Let’s Ask: Green responsibility
Australians are increasingly making ethical and environmental choices in their day-to-day lives. Lake Macquarie is among the cities leading the charge.
We asked locals what they were doing to help protect the environment to see what’s happening at street level.
Ellie and Zac, Regal Wraps and Regal Honey, Belmont South
“We are a family of beekeepers producing local honey with hives hosted in backyards across Lake Macquarie. We discovered that the by-product of our harvests – beeswax – was a game-changer for cutting out plastic wrap and reducing our food wastage. We love using them in our household and that we are teaching our children to think about their plastic use and help the environment.”
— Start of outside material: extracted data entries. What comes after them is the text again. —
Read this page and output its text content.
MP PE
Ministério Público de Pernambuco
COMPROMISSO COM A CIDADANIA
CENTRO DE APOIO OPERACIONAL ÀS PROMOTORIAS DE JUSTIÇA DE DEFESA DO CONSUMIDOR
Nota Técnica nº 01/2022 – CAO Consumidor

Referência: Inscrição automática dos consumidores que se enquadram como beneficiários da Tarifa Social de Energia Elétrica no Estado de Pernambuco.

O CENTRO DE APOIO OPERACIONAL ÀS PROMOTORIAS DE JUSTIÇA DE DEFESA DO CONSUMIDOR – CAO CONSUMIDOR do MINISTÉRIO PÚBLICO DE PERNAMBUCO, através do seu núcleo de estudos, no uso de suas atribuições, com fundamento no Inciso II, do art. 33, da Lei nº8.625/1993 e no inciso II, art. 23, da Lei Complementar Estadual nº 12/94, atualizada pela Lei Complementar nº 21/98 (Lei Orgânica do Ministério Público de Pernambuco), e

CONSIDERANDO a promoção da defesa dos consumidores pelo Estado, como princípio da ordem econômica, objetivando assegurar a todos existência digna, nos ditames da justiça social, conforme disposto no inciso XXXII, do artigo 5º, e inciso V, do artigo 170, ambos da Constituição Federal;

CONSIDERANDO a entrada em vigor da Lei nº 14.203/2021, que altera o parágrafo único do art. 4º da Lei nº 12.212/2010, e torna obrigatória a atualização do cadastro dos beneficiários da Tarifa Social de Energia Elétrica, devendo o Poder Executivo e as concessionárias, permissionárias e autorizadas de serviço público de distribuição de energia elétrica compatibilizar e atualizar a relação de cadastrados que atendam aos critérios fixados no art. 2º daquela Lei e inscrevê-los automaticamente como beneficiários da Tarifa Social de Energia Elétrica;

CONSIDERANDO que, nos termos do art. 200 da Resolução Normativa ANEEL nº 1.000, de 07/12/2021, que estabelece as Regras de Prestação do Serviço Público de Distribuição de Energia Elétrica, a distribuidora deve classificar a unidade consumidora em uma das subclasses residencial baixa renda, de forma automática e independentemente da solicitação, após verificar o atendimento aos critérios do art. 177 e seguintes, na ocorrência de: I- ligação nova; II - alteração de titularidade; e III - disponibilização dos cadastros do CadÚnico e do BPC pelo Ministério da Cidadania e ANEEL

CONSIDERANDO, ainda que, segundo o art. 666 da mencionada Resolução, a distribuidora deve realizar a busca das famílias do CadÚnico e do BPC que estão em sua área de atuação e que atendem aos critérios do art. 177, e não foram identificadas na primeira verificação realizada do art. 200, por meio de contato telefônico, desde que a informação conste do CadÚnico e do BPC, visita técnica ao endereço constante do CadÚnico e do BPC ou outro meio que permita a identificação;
“I live in Georgetown and work in Charlestown as a mechanical engineer. For the past year or so I’ve been riding my bike to work. It’s a much better way to get around instead of driving a car when I’m the only one in it..”
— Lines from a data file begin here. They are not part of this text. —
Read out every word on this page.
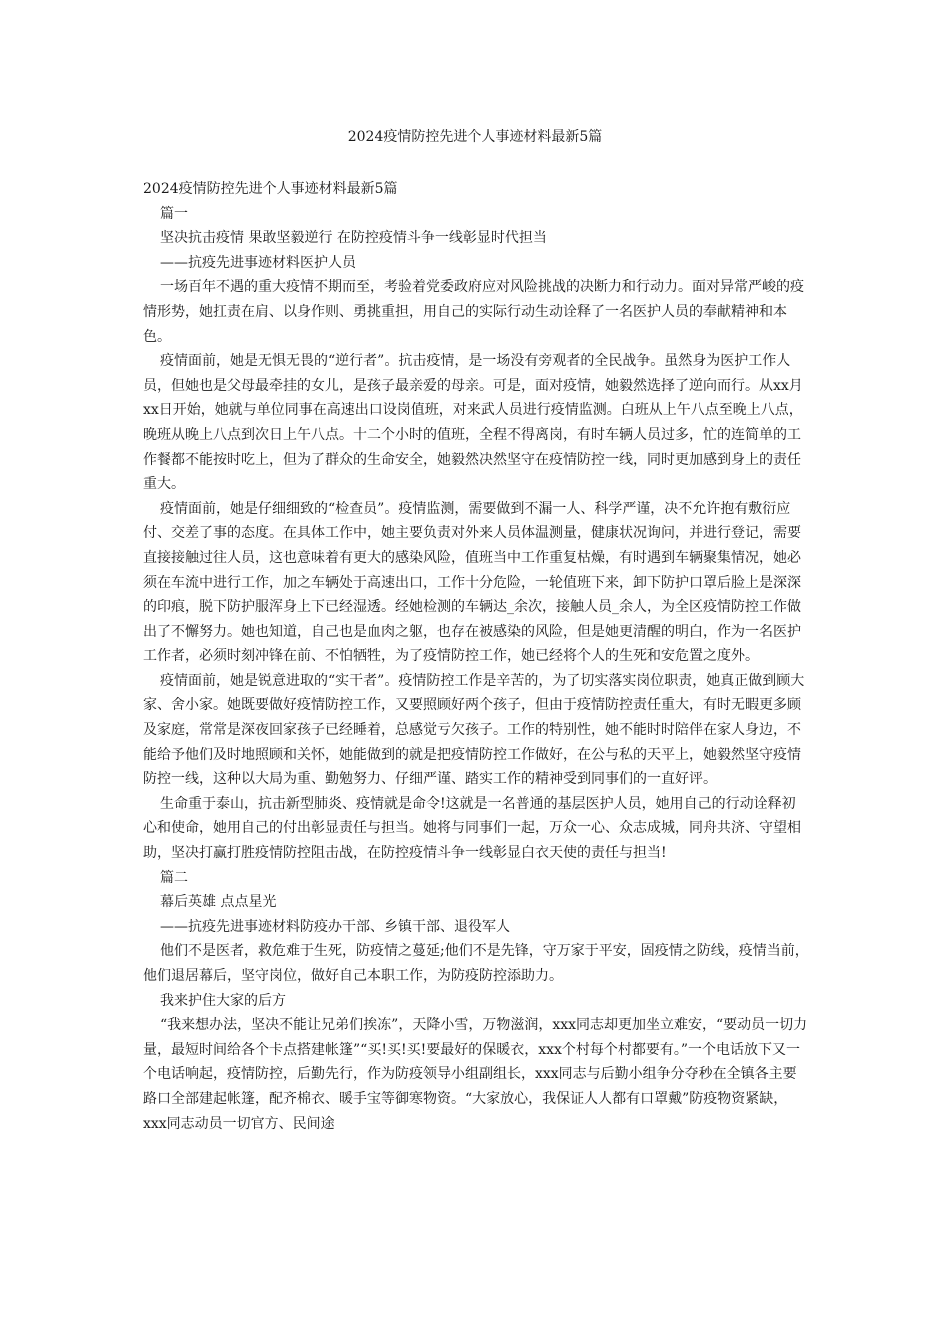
2024疫情防控先进个人事迹材料最新5篇

2024疫情防控先进个人事迹材料最新5篇

篇一

坚决抗击疫情 果敢坚毅逆行 在防控疫情斗争一线彰显时代担当

——抗疫先进事迹材料医护人员

一场百年不遇的重大疫情不期而至，考验着党委政府应对风险挑战的决断力和行动力。面对异常严峻的疫情形势，她扛责在肩、以身作则、勇挑重担，用自己的实际行动生动诠释了一名医护人员的奉献精神和本色。

疫情面前，她是无惧无畏的“逆行者”。抗击疫情，是一场没有旁观者的全民战争。虽然身为医护工作人员，但她也是父母最牵挂的女儿，是孩子最亲爱的母亲。可是，面对疫情，她毅然选择了逆向而行。从xx月xx日开始，她就与单位同事在高速出口设岗值班，对来武人员进行疫情监测。白班从上午八点至晚上八点，晚班从晚上八点到次日上午八点。十二个小时的值班，全程不得离岗，有时车辆人员过多，忙的连简单的工作餐都不能按时吃上，但为了群众的生命安全，她毅然决然坚守在疫情防控一线，同时更加感到身上的责任重大。

疫情面前，她是仔细细致的“检查员”。疫情监测，需要做到不漏一人、科学严谨，决不允许抱有敷衍应付、交差了事的态度。在具体工作中，她主要负责对外来人员体温测量，健康状况询问，并进行登记，需要直接接触过往人员，这也意味着有更大的感染风险，值班当中工作重复枯燥，有时遇到车辆聚集情况，她必须在车流中进行工作，加之车辆处于高速出口，工作十分危险，一轮值班下来，卸下防护口罩后脸上是深深的印痕，脱下防护服浑身上下已经湿透。经她检测的车辆达_余次，接触人员_余人，为全区疫情防控工作做出了不懈努力。她也知道，自己也是血肉之躯，也存在被感染的风险，但是她更清醒的明白，作为一名医护工作者，必须时刻冲锋在前、不怕牺牲，为了疫情防控工作，她已经将个人的生死和安危置之度外。

疫情面前，她是锐意进取的“实干者”。疫情防控工作是辛苦的，为了切实落实岗位职责，她真正做到顾大家、舍小家。她既要做好疫情防控工作，又要照顾好两个孩子，但由于疫情防控责任重大，有时无暇更多顾及家庭，常常是深夜回家孩子已经睡着，总感觉亏欠孩子。工作的特别性，她不能时时陪伴在家人身边，不能给予他们及时地照顾和关怀，她能做到的就是把疫情防控工作做好，在公与私的天平上，她毅然坚守疫情防控一线，这种以大局为重、勤勉努力、仔细严谨、踏实工作的精神受到同事们的一直好评。

生命重于泰山，抗击新型肺炎、疫情就是命令!这就是一名普通的基层医护人员，她用自己的行动诠释初心和使命，她用自己的付出彰显责任与担当。她将与同事们一起，万众一心、众志成城，同舟共济、守望相助，坚决打赢打胜疫情防控阻击战，在防控疫情斗争一线彰显白衣天使的责任与担当!

篇二

幕后英雄 点点星光

——抗疫先进事迹材料防疫办干部、乡镇干部、退役军人

他们不是医者，救危难于生死，防疫情之蔓延;他们不是先锋，守万家于平安，固疫情之防线，疫情当前，他们退居幕后，坚守岗位，做好自己本职工作，为防疫防控添助力。

我来护住大家的后方

“我来想办法，坚决不能让兄弟们挨冻”，天降小雪，万物滋润，xxx同志却更加坐立难安，“要动员一切力量，最短时间给各个卡点搭建帐篷”“买!买!买!要最好的保暖衣，xxx个村每个村都要有。”一个电话放下又一个电话响起，疫情防控，后勤先行，作为防疫领导小组副组长，xxx同志与后勤小组争分夺秒在全镇各主要路口全部建起帐篷，配齐棉衣、暖手宝等御寒物资。“大家放心，我保证人人都有口罩戴”防疫物资紧缺，xxx同志动员一切官方、民间途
Elise, Lake Macquarie Free Range Eggs, Dora Creek
“We constantly strive to improve our processes to ensure we have minimal impact on the environment. We use only 100% recycled, Australian-made egg cartons, solar panels on both of our farms and two large recycling bin services on-site to recycle all of our cardboard and plastic waste.”
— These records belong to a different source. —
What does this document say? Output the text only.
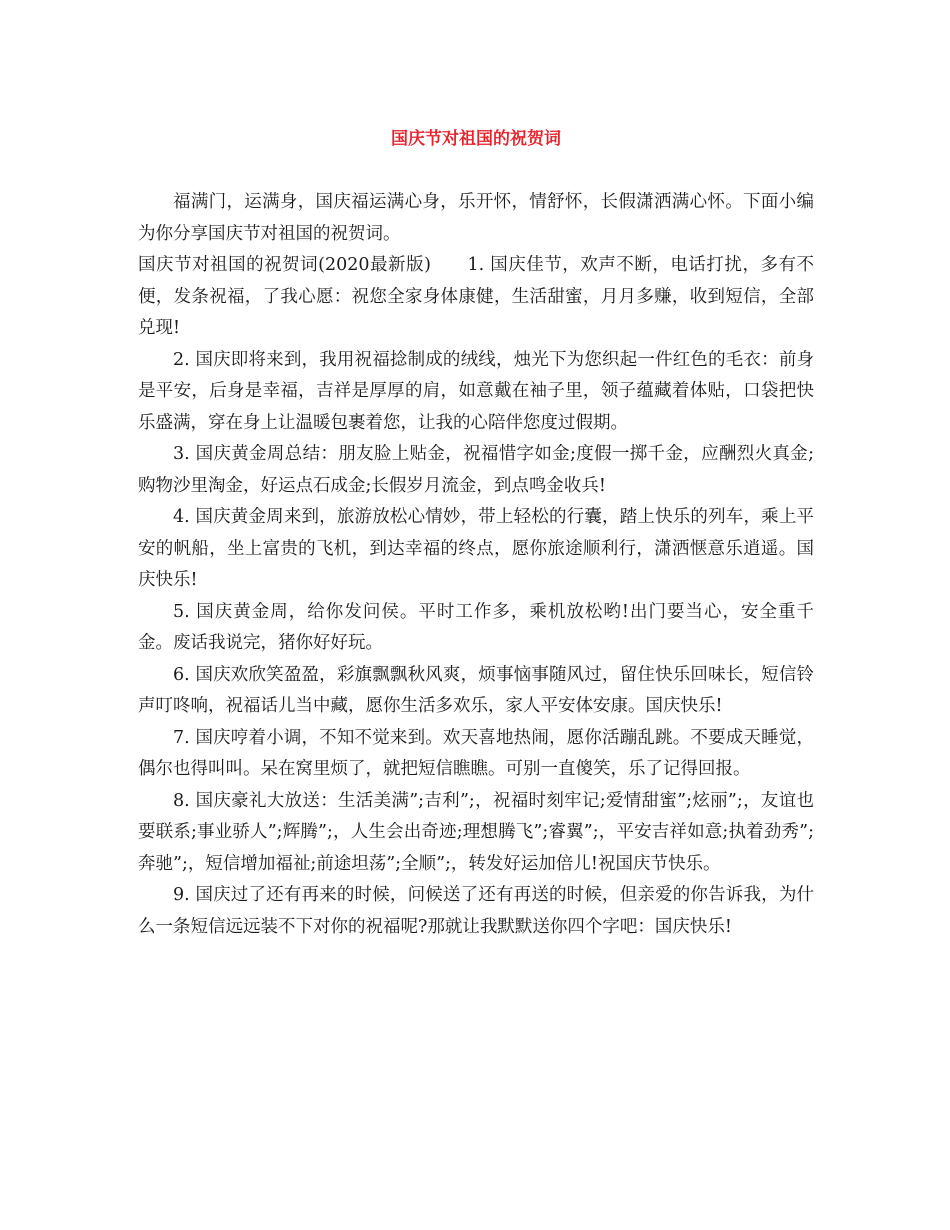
国庆节对祖国的祝贺词

福满门，运满身，国庆福运满心身，乐开怀，情舒怀，长假潇洒满心怀。下面小编为你分享国庆节对祖国的祝贺词。

国庆节对祖国的祝贺词(2020最新版)　　1. 国庆佳节，欢声不断，电话打扰，多有不便，发条祝福，了我心愿：祝您全家身体康健，生活甜蜜，月月多赚，收到短信，全部兑现!

2. 国庆即将来到，我用祝福捻制成的绒线，烛光下为您织起一件红色的毛衣：前身是平安，后身是幸福，吉祥是厚厚的肩，如意戴在袖子里，领子蕴藏着体贴，口袋把快乐盛满，穿在身上让温暖包裹着您，让我的心陪伴您度过假期。

3. 国庆黄金周总结：朋友脸上贴金，祝福惜字如金;度假一掷千金，应酬烈火真金;购物沙里淘金，好运点石成金;长假岁月流金，到点鸣金收兵!

4. 国庆黄金周来到，旅游放松心情妙，带上轻松的行囊，踏上快乐的列车，乘上平安的帆船，坐上富贵的飞机，到达幸福的终点，愿你旅途顺利行，潇洒惬意乐逍遥。国庆快乐!

5. 国庆黄金周，给你发问侯。平时工作多，乘机放松哟!出门要当心，安全重千金。废话我说完，猪你好好玩。

6. 国庆欢欣笑盈盈，彩旗飘飘秋风爽，烦事恼事随风过，留住快乐回味长，短信铃声叮咚响，祝福话儿当中藏，愿你生活多欢乐，家人平安体安康。国庆快乐!

7. 国庆哼着小调，不知不觉来到。欢天喜地热闹，愿你活蹦乱跳。不要成天睡觉，偶尔也得叫叫。呆在窝里烦了，就把短信瞧瞧。可别一直傻笑，乐了记得回报。

8. 国庆豪礼大放送：生活美满”;吉利”;，祝福时刻牢记;爱情甜蜜”;炫丽”;，友谊也要联系;事业骄人”;辉腾”;，人生会出奇迹;理想腾飞”;睿翼”;，平安吉祥如意;执着劲秀”;奔驰”;，短信增加福祉;前途坦荡”;全顺”;，转发好运加倍儿!祝国庆节快乐。

9. 国庆过了还有再来的时候，问候送了还有再送的时候，但亲爱的你告诉我，为什么一条短信远远装不下对你的祝福呢?那就让我默默送你四个字吧：国庆快乐!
Gabby, Lake Mac Repair Cafe, Warners Bay
"Lake Mac Repair Cafe is a free, fun and informative meeting place where people come together to repair and give a new lease of life to their stuf. We want to encourage a circular economy, reduce waste to landfill and share valuable and practical skills of how to fix things – many of which are being lost over time."
“I try and pick up some rubbish each morning when I’m walking my dogs around the oval. It’s just a matter of trying to keep the place clean which is really important to me.”
Drew and Joel, Awaba Public School, Awaba
“We grow our own fresh herbs, veggies and fruit, so when we cook at school we don’t have to buy as much food at the supermarket. We have four bins in the playground – one for food scraps, another for soft plastics, one for recyclables and a red bin for general waste. We have solar panels, native Australian bees that pollinate our plants, water tanks, light monitors and a big green heart.”
Paul, Warners Bay Community Garden, Warners Bay
"Our members help protect the environment by encouraging people to grow food in a sustainable way, educating them on ways to grow without harmful fertilisers or chemicals, fostering a sharing-not-wasting mindset across the community, and demonstrating use of composting techniques to alleviate more landfill material."